Dia destes, ao chegar ao edifício onde vivo descobri, no escaninho entre paredes, surpresa boa à espera. Se sei a razão disto? De que importa? Sei o que senti. Me basta!

À entrada, num recanto, em lugar a mim reservado, pacote, com bilhete, garantindo-me presente rico e inesperado. Em texto bem escrito, a razão do gesto. O que agrada viceja mais na alma que no coração, sobretudo quando o gesto faz lembrar vida que persiste, mesmo na ausência, em igual, permanente e vibrante emoção.

No pacote, herança que jamais supus merecer. O Poeta Fingidor, edição primorosa, e A poesia completa de Alberto Caeiro, para mim o mestre querido, “coração do meu corpo intelectual e inteiro”.

Bilhete lido, pacote aberto, riqueza exposta. Jamais sonhara herança igual autenticada em testamento assinado por dona Cibele, dando-me direito sucessor e justificando em texto emocionado a razão disto.

Cibele Leitão, viúva de Manoel Correia Leitão, meu saudoso mestre, com quem descobri muitos dos escritores portugueses que conheço.
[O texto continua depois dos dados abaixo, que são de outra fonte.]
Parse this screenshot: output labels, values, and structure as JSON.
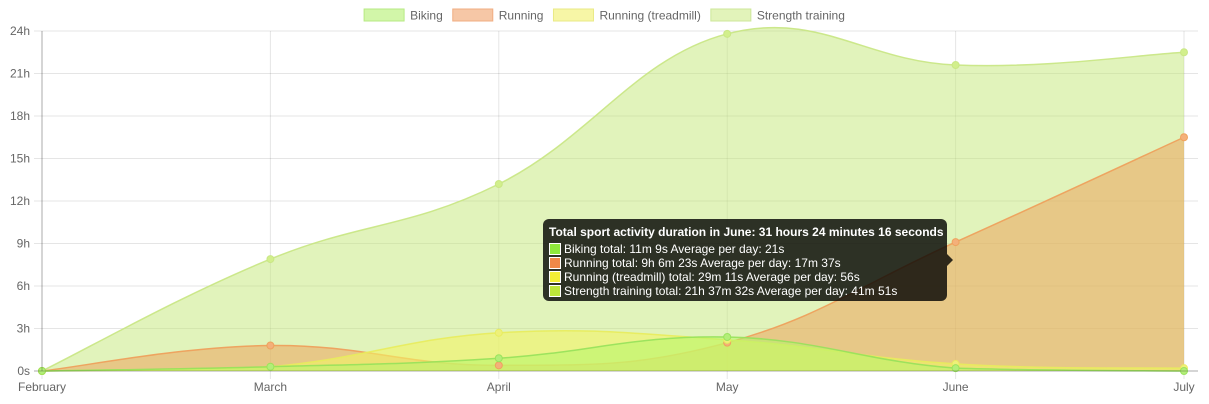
{
  "chart_data": {
    "type": "area",
    "x": [
      "February",
      "March",
      "April",
      "May",
      "June",
      "July"
    ],
    "y_ticks": [
      "0s",
      "3h",
      "6h",
      "9h",
      "12h",
      "15h",
      "18h",
      "21h",
      "24h"
    ],
    "ylim": [
      0,
      24
    ],
    "y_unit": "hours",
    "grid": true,
    "legend_position": "top",
    "series": [
      {
        "name": "Biking",
        "values": [
          0,
          0.3,
          0.9,
          2.4,
          0.2,
          0
        ],
        "fill": "rgba(181, 245, 106, 0.55)",
        "stroke": "rgba(150, 225, 90, 0.9)",
        "point": "#b3ee78",
        "legend_fill": "#d2f6a9",
        "legend_stroke": "#b7ea83"
      },
      {
        "name": "Running",
        "values": [
          0,
          1.8,
          0.4,
          2.0,
          9.1,
          16.5
        ],
        "fill": "rgba(236, 164, 92, 0.55)",
        "stroke": "rgba(238, 160, 92, 0.95)",
        "point": "#f4b07a",
        "legend_fill": "#f6c7a6",
        "legend_stroke": "#f0ad82"
      },
      {
        "name": "Running (treadmill)",
        "values": [
          0,
          0.3,
          2.7,
          2.2,
          0.5,
          0.2
        ],
        "fill": "rgba(242, 244, 102, 0.6)",
        "stroke": "rgba(232, 236, 92, 0.9)",
        "point": "#eef07a",
        "legend_fill": "#f7f6a6",
        "legend_stroke": "#eaea86"
      },
      {
        "name": "Strength training",
        "values": [
          0,
          7.9,
          13.2,
          23.8,
          21.6,
          22.5
        ],
        "fill": "rgba(196, 232, 120, 0.5)",
        "stroke": "rgba(200, 230, 130, 0.9)",
        "point": "#d2ef8c",
        "legend_fill": "#e2f3ba",
        "legend_stroke": "#cde79a"
      }
    ]
  },
  "tooltip": {
    "title": "Total sport activity duration in June: 31 hours 24 minutes 16 seconds",
    "rows": [
      {
        "text": "Biking total: 11m 9s  Average per day: 21s",
        "color": "#8fe83c"
      },
      {
        "text": "Running total: 9h 6m 23s  Average per day: 17m 37s",
        "color": "#ef8848"
      },
      {
        "text": "Running (treadmill) total: 29m 11s  Average per day: 56s",
        "color": "#f2ee35"
      },
      {
        "text": "Strength training total: 21h 37m 32s  Average per day: 41m 51s",
        "color": "#bde63a"
      }
    ]
  }
}
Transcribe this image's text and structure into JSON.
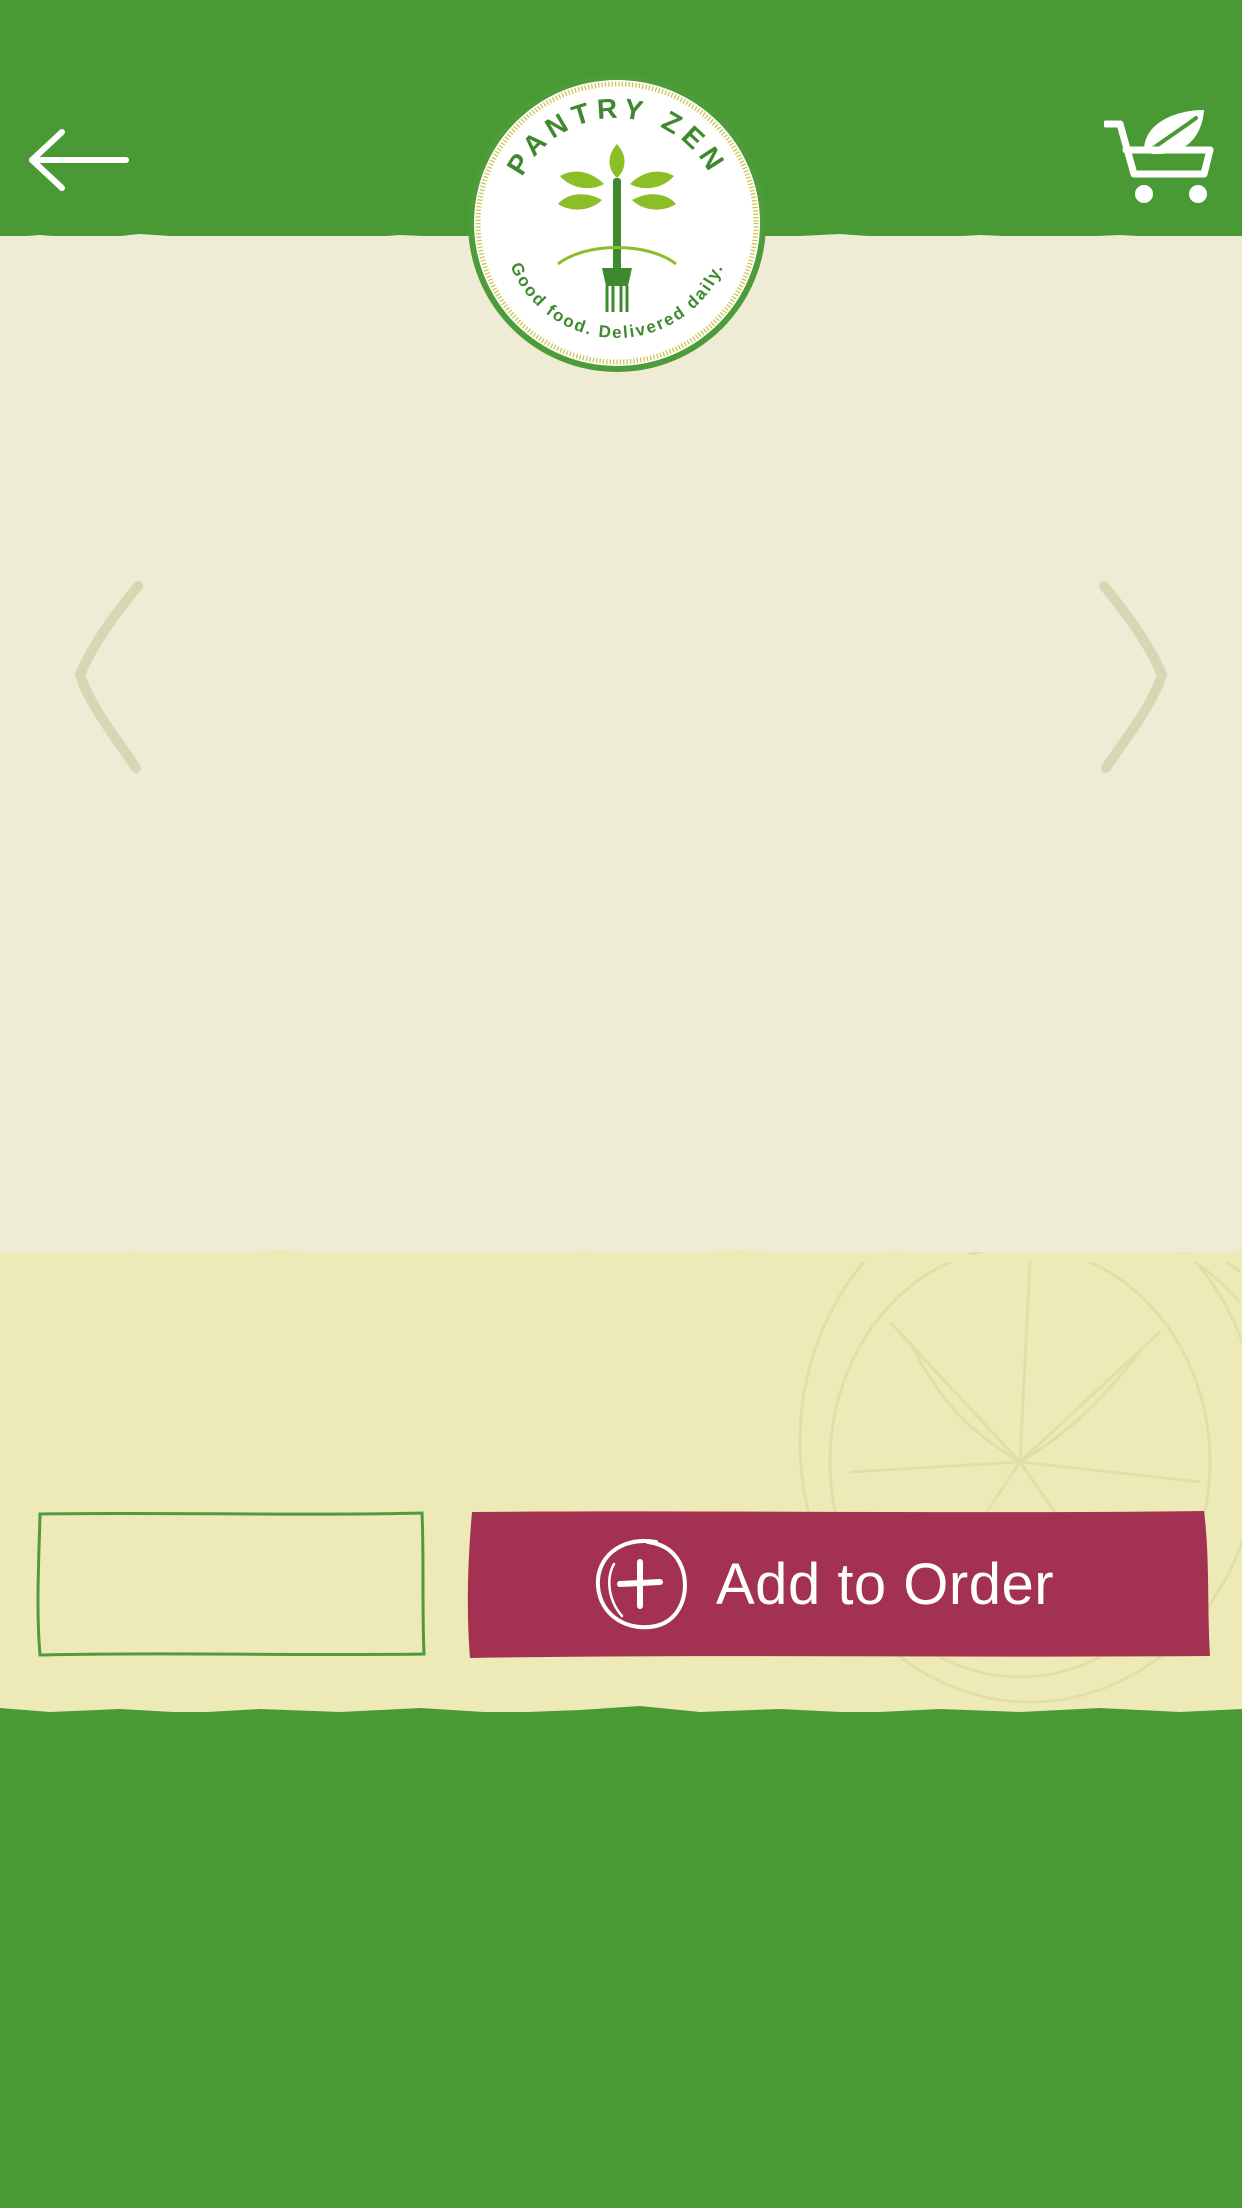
{
  "brand": {
    "name": "PANTRY ZEN",
    "tagline": "Good food. Delivered daily."
  },
  "actions": {
    "add_to_order_label": "Add to Order",
    "quantity_value": ""
  },
  "icons": {
    "back": "arrow-left-icon",
    "cart": "leaf-cart-icon",
    "prev": "chevron-left-icon",
    "next": "chevron-right-icon",
    "add": "plus-circle-icon",
    "watermark": "lemon-sketch-icon"
  },
  "colors": {
    "brand_green": "#499a35",
    "cream": "#eeecd4",
    "pale_yellow": "#eeeab8",
    "add_button": "#a33252",
    "logo_leaf": "#8cbf27"
  }
}
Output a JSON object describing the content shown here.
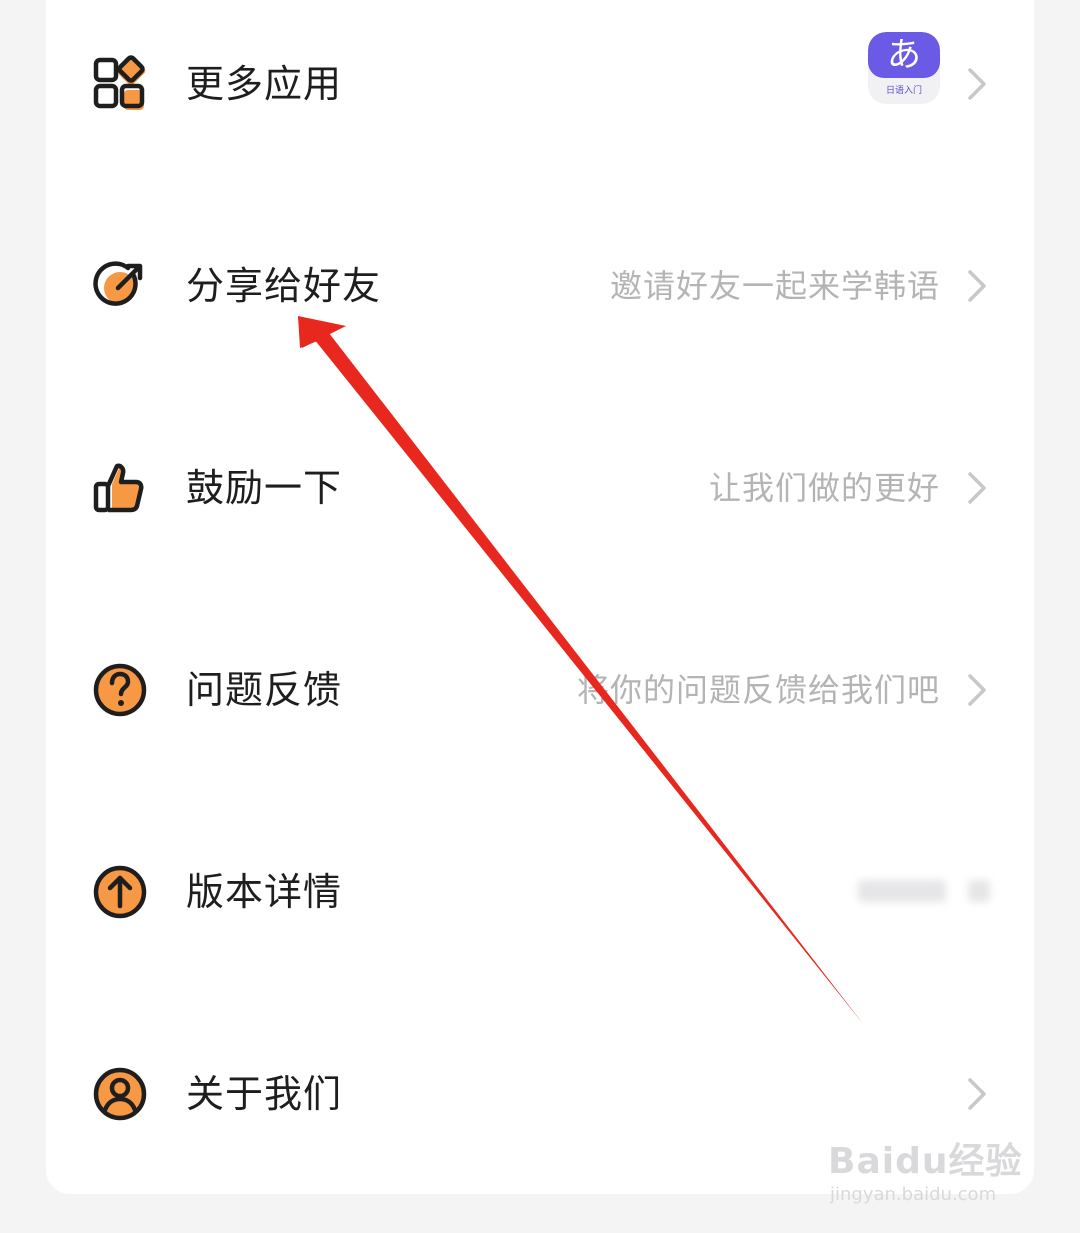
{
  "colors": {
    "accent_orange": "#f79845",
    "icon_stroke": "#1e1e1e",
    "arrow_red": "#e8271e",
    "app_badge_purple": "#6b5ae6"
  },
  "menu": [
    {
      "icon": "grid-apps-icon",
      "label": "更多应用",
      "desc": ""
    },
    {
      "icon": "share-icon",
      "label": "分享给好友",
      "desc": "邀请好友一起来学韩语"
    },
    {
      "icon": "thumbs-up-icon",
      "label": "鼓励一下",
      "desc": "让我们做的更好"
    },
    {
      "icon": "question-icon",
      "label": "问题反馈",
      "desc": "将你的问题反馈给我们吧"
    },
    {
      "icon": "upload-arrow-icon",
      "label": "版本详情",
      "desc": ""
    },
    {
      "icon": "user-icon",
      "label": "关于我们",
      "desc": ""
    }
  ],
  "app_badge": {
    "glyph": "あ",
    "caption": "日语入门"
  },
  "watermark": {
    "main": "Baidu经验",
    "sub": "jingyan.baidu.com"
  }
}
De sua invejável biblioteca, dentre tantas obras, estas. Já as tinha em diferentes edições. Lidas e relidas. Estas, no entanto, com uma e outra quase invisível anotação dele, vieram ter comigo, ensinando-me a ser mais e melhor.

A memória repassa estes encontros. Estudante, eu entre tantos. O mestre, ele, singular, único. Eu, sol em declínio, deixo de lado o peso da vida, as dores, a expectativa do fim e estanco o tempo. Quero estar mais neste momento.